A Boeing spokesman says that Sequoyah "has proven its value in its ability to identify and mitigate potential risk." In fact, she says Sequoyah's planning capability has allowed Boeing to meet tight schedules within U.S. Air Force budget requirements. "With a mission to do the impossible for its customers, Sequoyah has a motivated and skilled team that strives to continuously improve its processes and costs," says the Boeing award citation.
The Boeing spokesman adds that the supplier company has worked proactively with Boeing to implement lean practices and create a collaborative business partnership.
Dessens says that his team, which varies in size depending on the task at hand, is in almost daily contact with Boeing. "This close collaboration between customer and supplier helps to alleviate many of the inefficient supply chain problems that could arise when customer requirements might not be fully understood," he adds. Also, since Sequoyah is brought in on many projects at inception, when supply requirements still are being identified, "discussions allow for our input to help identify cost-saving approaches that Boeing and its customer can apply," says Dessens.
—Tom Stundza
Case Study #4
Celestica rewards suppliers that reduce total cost
![]() “We have improved our inventory turns over the last 18 months,” says Harvinder Sembhi, chief procurement officer for Celestica. |
Suppliers that think they can win Celestica's supplier of the year honors by just having the best quality or the lowest price for parts are in for a rude awakening.
Celestica, an electronics manufacturing services provider in Toronto, picks its supplier of the year based on total cost of ownership (TCOO) criteria.
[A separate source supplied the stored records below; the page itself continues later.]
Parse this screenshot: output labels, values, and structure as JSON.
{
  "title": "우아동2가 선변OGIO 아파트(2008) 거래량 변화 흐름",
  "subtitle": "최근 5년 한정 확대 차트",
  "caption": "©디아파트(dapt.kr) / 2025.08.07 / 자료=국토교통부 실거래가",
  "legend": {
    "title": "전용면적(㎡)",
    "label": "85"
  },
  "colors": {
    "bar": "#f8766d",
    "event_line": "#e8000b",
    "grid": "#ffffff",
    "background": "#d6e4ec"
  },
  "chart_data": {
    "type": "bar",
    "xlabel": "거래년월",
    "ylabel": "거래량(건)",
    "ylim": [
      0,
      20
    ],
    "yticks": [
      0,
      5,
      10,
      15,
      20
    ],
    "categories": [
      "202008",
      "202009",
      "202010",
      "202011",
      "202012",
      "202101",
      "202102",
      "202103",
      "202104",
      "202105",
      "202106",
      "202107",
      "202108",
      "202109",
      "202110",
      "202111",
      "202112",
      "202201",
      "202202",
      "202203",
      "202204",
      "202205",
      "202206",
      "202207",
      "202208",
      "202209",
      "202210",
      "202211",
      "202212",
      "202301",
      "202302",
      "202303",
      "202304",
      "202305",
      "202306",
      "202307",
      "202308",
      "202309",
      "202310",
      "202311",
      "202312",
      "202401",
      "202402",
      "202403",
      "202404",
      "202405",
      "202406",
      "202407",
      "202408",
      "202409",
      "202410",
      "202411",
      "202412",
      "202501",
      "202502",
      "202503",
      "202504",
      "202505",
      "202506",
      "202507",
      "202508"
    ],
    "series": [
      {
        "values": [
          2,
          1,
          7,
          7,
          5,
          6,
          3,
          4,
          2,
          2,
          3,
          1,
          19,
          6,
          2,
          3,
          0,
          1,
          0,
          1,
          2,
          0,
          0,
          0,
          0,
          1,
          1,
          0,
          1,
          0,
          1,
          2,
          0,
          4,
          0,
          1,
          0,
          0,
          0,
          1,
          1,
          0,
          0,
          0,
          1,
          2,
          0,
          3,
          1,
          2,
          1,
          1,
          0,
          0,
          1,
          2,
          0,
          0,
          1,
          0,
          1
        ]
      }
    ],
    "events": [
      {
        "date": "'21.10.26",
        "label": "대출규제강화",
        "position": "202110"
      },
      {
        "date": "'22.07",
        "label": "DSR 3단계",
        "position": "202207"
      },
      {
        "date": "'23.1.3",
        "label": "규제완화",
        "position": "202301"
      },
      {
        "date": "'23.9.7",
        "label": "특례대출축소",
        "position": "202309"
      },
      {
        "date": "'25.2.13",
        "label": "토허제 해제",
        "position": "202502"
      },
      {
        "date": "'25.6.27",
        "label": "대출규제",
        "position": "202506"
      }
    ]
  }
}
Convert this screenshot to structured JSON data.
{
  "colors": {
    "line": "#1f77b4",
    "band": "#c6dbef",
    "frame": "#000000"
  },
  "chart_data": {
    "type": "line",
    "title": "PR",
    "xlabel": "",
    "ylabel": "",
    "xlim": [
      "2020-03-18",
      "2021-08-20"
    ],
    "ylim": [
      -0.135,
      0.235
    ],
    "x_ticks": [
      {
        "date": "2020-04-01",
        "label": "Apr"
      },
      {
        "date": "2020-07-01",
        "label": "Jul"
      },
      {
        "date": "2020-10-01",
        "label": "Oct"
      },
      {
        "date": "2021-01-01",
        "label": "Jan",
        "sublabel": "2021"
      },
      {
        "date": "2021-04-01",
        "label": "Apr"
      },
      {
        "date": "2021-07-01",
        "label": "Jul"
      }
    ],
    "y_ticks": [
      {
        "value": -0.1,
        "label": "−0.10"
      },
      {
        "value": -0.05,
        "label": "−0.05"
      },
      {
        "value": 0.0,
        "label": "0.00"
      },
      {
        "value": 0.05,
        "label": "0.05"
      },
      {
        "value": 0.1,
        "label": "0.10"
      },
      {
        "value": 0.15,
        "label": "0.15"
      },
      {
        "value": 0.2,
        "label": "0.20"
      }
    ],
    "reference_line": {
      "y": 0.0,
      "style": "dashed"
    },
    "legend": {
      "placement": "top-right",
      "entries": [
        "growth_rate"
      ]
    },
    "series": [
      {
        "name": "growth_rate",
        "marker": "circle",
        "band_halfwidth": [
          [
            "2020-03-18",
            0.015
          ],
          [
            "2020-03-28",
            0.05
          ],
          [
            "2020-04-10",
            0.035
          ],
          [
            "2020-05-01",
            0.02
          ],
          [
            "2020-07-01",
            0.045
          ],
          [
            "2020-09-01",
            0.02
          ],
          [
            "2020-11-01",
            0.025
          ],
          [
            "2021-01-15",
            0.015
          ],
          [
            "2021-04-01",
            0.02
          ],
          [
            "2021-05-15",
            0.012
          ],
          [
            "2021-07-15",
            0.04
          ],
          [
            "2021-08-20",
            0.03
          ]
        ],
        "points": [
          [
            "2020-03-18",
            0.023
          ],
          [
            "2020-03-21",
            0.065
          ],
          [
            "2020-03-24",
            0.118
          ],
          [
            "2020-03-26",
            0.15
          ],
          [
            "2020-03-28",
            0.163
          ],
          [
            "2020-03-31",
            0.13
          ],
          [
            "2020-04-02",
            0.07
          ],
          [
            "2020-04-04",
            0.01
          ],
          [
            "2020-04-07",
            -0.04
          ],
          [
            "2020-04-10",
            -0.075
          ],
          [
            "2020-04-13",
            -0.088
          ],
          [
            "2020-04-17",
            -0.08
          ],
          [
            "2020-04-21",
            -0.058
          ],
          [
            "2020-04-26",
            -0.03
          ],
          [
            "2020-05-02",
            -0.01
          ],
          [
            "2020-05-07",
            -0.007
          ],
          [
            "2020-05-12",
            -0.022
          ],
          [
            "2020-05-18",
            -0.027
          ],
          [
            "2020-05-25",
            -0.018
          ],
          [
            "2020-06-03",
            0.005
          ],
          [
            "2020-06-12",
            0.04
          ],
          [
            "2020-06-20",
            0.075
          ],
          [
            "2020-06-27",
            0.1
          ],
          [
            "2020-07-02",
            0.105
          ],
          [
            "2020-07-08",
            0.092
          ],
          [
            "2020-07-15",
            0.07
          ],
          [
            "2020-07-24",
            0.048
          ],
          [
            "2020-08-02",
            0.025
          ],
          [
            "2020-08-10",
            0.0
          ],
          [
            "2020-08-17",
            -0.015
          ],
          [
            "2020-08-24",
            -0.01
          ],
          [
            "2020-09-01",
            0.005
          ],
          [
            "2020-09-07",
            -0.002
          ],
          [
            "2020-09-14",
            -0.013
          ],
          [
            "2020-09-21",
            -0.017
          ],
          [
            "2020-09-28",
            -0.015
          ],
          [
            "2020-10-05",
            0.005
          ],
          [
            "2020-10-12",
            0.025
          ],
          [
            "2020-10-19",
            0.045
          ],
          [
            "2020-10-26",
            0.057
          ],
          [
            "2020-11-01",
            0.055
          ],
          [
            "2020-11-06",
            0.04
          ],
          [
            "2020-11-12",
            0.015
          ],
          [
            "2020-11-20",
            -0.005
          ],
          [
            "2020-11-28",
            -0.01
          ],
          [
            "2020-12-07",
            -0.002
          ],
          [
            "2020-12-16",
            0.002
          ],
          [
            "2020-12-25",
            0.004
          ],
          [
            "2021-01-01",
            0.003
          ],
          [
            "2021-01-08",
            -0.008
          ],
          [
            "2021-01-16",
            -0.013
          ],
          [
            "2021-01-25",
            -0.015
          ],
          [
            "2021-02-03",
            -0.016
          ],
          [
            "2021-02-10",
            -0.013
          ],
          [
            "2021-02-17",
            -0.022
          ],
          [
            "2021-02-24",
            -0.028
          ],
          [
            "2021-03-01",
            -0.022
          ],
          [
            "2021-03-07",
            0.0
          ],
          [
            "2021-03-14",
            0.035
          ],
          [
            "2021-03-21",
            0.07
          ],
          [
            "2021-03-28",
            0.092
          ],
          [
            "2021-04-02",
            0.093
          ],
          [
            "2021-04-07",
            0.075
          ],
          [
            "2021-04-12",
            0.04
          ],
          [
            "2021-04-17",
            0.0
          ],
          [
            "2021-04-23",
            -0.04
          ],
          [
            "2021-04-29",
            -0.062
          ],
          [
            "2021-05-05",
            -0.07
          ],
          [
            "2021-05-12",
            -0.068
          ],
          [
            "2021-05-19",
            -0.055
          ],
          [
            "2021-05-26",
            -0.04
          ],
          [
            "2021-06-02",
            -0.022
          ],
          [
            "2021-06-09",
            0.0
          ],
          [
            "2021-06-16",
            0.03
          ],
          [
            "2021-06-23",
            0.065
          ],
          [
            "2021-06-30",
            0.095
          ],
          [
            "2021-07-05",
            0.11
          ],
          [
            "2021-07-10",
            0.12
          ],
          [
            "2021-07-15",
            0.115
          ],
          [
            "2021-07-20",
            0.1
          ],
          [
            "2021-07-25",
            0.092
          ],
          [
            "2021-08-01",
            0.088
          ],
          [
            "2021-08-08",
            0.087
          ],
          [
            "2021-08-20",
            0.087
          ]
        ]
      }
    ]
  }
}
The criteria include quality, market performance (price), leadtimes, flexibility of payment terms, strategic partnerships and technology.
This year, Gold Circuit Electronics of Taiwan won supplier of the year honors by having the best total cost of ownership score. The company received a high score for flexibility of payment terms and on market performance for reducing prices. It also excelled in Celestica's "ring" score, which is a leadtime performance measurement.
"They have come a long way and are supporting our business ventures and our short leadtimes strategy," says Harvinder Sembhi, chief procurement officer for the EMS provider.
Under Celestica's TCOO scoring system, a supplier, in theory, can receive a maximum of 100 points. Celestica starts each supplier with 50 base points. Then suppliers can have points added or subtracted based on their performance in the different categories that the company weighs. For example, if a company does well in leadtime reduction, it could receive a maximum of 15 points. Gold Circuit Electronics received 11 of 15 possible points in that category.
Key to the award criteria is a supplier's ring score. Celestica places suppliers in five rings based on their leadtime performance. Ring 1 suppliers deliver parts in less than one day. They will either have stock at Celestica's facility or right next door. Ring 2 suppliers have leadtimes of 1–14 days; ring 3, 14–30 days; ring 4, 30–60 days; and ring 5 suppliers have leadtimes of 60 days. Semiconductor suppliers have leadtimes of 60 days, but Celestica encourages those wishing to be in rings 1–3 to use vendor managed inventory programs or die banks, says Sembhi.
"We have improved our inventory turns over the last 18 months," says Sembhi. "A lot of that is credited to the focus on ring score." In addition, the better the ring score, the more responsive the supplier is when Celestica has an increase in demand.
Celestica says that the average ring score across the company was 64%. "That means 64% of everything I bought had leadtimes of less than 30 days," says Sembhi. "That was a tremendous improvement from a couple of years ago, when the number was about 30%."